Modern economics is obsessed with modelling. An overwhelming majority of academic papers on the subject work like so: they take data, and use data to construct formal mathematical models of economic processes. Models mostly describe a situation, and describe how that situation would be changed by a given set of events; a very simple example is that as the supply of a good diminishes, its price will increase. Another is that deficit spending increases the national income. A mathematical model is a predictive tool created to demonstrate the outcome of events in a massively simplified alternate universe.

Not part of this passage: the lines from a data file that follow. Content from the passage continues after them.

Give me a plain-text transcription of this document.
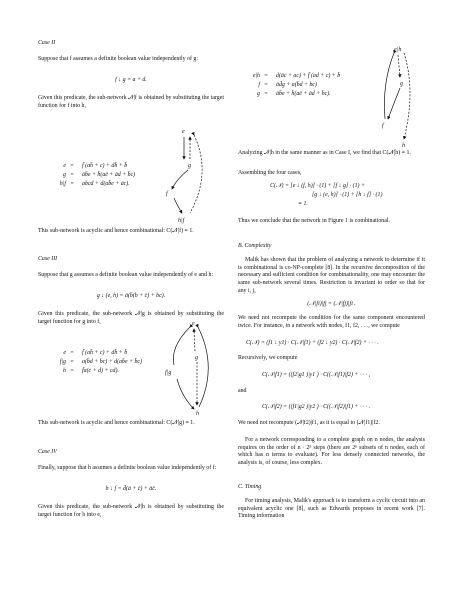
Case II
Suppose that f assumes a definite boolean value independently of g:
f ↓ g = a + d.
Given this predicate, the sub-network 𝒩|f is obtained by substituting the target function for f into h,
e = f̄ (ah̄ + c) + dh̄ + b̄
g = āb̄e + h̄(aē + ād + b̄c)
h|f = abcd + d(ab̄e + āc).
e
g
f
h|f
This sub-network is acyclic and hence combinational: C(𝒩|f) ≡ 1.
Case III
Suppose that g assumes a definite boolean value independently of e and h:
g ↓ (e, h) = ā(b̄(b + c̄) + bc).
Given this predicate, the sub-network 𝒩|g is obtained by substituting the target function for g into f,
e = f̄ (ah̄ + c) + dh̄ + b̄
f|g = a(b̄d + bc) + d(ab̄e + b̄c)
h = f̄a(c + d) + cd).
e
g
f|g
h
This sub-network is acyclic and hence combinational: C(𝒩|g) ≡ 1.
Case IV
Finally, suppose that h assumes a definite boolean value independently of f:
h ↓ f = d̄(ā + c̄) + āc̄.
Given this predicate, the sub-network 𝒩|h is obtained by substituting the target function for h into e,
e|h = d(āc + ac) + f̄ (ad + c) + b̄
f = ād̄g + a(b̄d + bc)
g = āb̄e + h̄(aē + ād + b̄c).
e|h
g
f
h
Analyzing 𝒩|h in the same manner as in Case I, we find that C(𝒩|h) ≡ 1.
Assembling the four cases,
C(𝒩) = [e ↓ (f, h)] · (1) + [f ↓ g] · (1) +
[g ↓ (e, h)] · (1) + [h ↓ f] · (1)
≡ 1.
Thus we conclude that the network in Figure 1 is combinational.
B. Complexity
Malik has shown that the problem of analyzing a network to determine if it is combinational is co-NP-complete [8]. In the recursive decomposition of the necessary and sufficient condition for combinationality, one may encounter the same sub-network several times. Restriction is invariant to order so that for any i, j,
(𝒩|fi)|fj = (𝒩|fj)|fi .
We need not recompute the condition for the same component encountered twice. For instance, in a network with nodes, f1, f2, . . ., we compute
C(𝒩) = (f1 ↓ y1) · C(𝒩|f1) + (f2 ↓ y2) · C(𝒩|f2) + · · · .
Recursively, we compute
C(𝒩|f1) = ((f2|g1 )|y1 ) · C((𝒩|f1)|f2) + · · · ,
and
C(𝒩|f2) = ((f1|g2 )|y2 ) · C((𝒩|f2)|f1) + · · · .
We need not recompute (𝒩|f2)|f1, as it is equal to (𝒩|f1)|f2.
For a network corresponding to a complete graph on n nodes, the analysis requires on the order of n · 2ⁿ steps (there are 2ⁿ subsets of n nodes, each of which has n terms to evaluate). For less densely connected networks, the analysis is, of course, less complex.
C. Timing
For timing analysis, Malik's approach is to transform a cyclic circuit into an equivalent acyclic one [8], such as Edwards proposes in recent work [7]. Timing information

As someone who rather enjoys voyages of the imagination, the use of mathematical models in economics is intriguing. The pretension that through using formal mathematical techniques and process we can not only accurately understand, but accurately predict the result of changes in the economy is highly seductive. After all,we can accurately predict the future, right?
Wrong. The wonderful and terrible and confounding thing about our world is that it is a deeply unpredictable place, at least in the economic sphere where each number (for instance “aggregate demand” or “aggregate supply”) in an equation may loosely refer to millions of huge, complex and dynamic events. When you’re using huge simplifications to describe reality, those simplifications may miss the important details, and your projections may go askew.
Not all modelling is equal. Newton’s model of gravitation (since superseded by Einstein’s relativity) makes relatively accurate predictions about how gravitation works, and what would happen to an object dropped 500 metres above the Earth. NASA used Newton’s equations to fly to the Moon. Of course, even in physics there are occasionally divergences and oddities (which is why there are quite often unrepeatable or anomalous experimental results, for instance the recent experiment that seemed to show neutrinos travelling faster than the speed of light). So economics — with its fixation on creating models of situations, and using these models to attempt to predict the future, mimics physics, chemistry and biology, where data is collected, and used to produce theories of physical processes which allow a modestly accurate representation of the future.
The key qualitative difference, though, is that mathematical economic theories don’t accurately predict the future. Ben Bernanke — the chairman of the Federal Reserve, and one of the most-cited academic economists in the world told the world that subprime housing was contained. That is the economic equivalent of Stephen Hawking telling the world that a meteorite is going to miss the Earth, when it is really going to hit. Physicists can very accurately model the trajectories of rocks in space. But economists cannot accurately model the trajectories of prices, employment and interest rates down on the rocky ground.
The thing that I believe modern economists are most useful for is pointing out the glaring flaws in everyone else’s theories. Steve Keen has made a public name for himself by publishing a book entitled Debunking Economics, in which he explains the glaring and various flaws in modern economic modelling (DSGE, New Classical, etc).
Economics is a complex and multi-faceted subjects. Economists must be in some measure, philosophers, historians, linguists, mathematicians, statisticians, political scientists, sociologists and psychologists, and many other things. The trouble is that at some stage in the last century the multi-faceted multi-dimensional economics (like that of Xenophon) was hijacked by mathematicians who tried to turn this huge and delicate subject into an equation. Yet economics — and economic decisions, from the macro to the micro level — is a human subject. It is subtle and psychological and sporadic. A human subject requires human language, human emotion, human intuition.
The grand theoretical-mathematical approach to economics is fundamentally flawed. Trying to smudge the human reality of economics and politics into cold mathematical shackles is degenerative.
So what to do if you want to understand the economy?
Follow the data, consider the history (similarities and differences between the past and the present) and explain your conclusions simply, as you would to a child. Consider philosophical definitions: what is money? What is demand? What is supply? What is value? How does demand affect supply? What are the global patterns of trade? Why have they emerged this way and not an alternative way? Consider possibilities. Admit the limitations of your knowledge and explore the boundaries. Stop forcing the construction of absolutes, grand frameworks, grand theories. No theory will ever be robust to everything nature will throw at it, but simple microeconomic heuristics (opportunity cost, cost-benefit analysis) combined with data-focussed historical analysis may be more robust than cold, dead mathematics.
As Heraclitus noted:
No man ever steps in the same river twice
No two situations are identical. And in this universe even tiny differences can have huge effects on the outcome of a situation. This is the butterfly effect, a term coined by Edward Lorenz, and derived from the theoretical example of a hurricane’s formation being contingent on whether or not a distant butterfly had flapped its wings several weeks before.
The pseudo-scientific school of mathematical economics hungers and craves for a perfect world, where each river is the same, where there is no butterfly effect, where human preferences are expressed in equation form, where there is no subtlety or ambiguity or uncertainty.
It is a dreamworld constructed by and for people with Asperger’s Syndrome.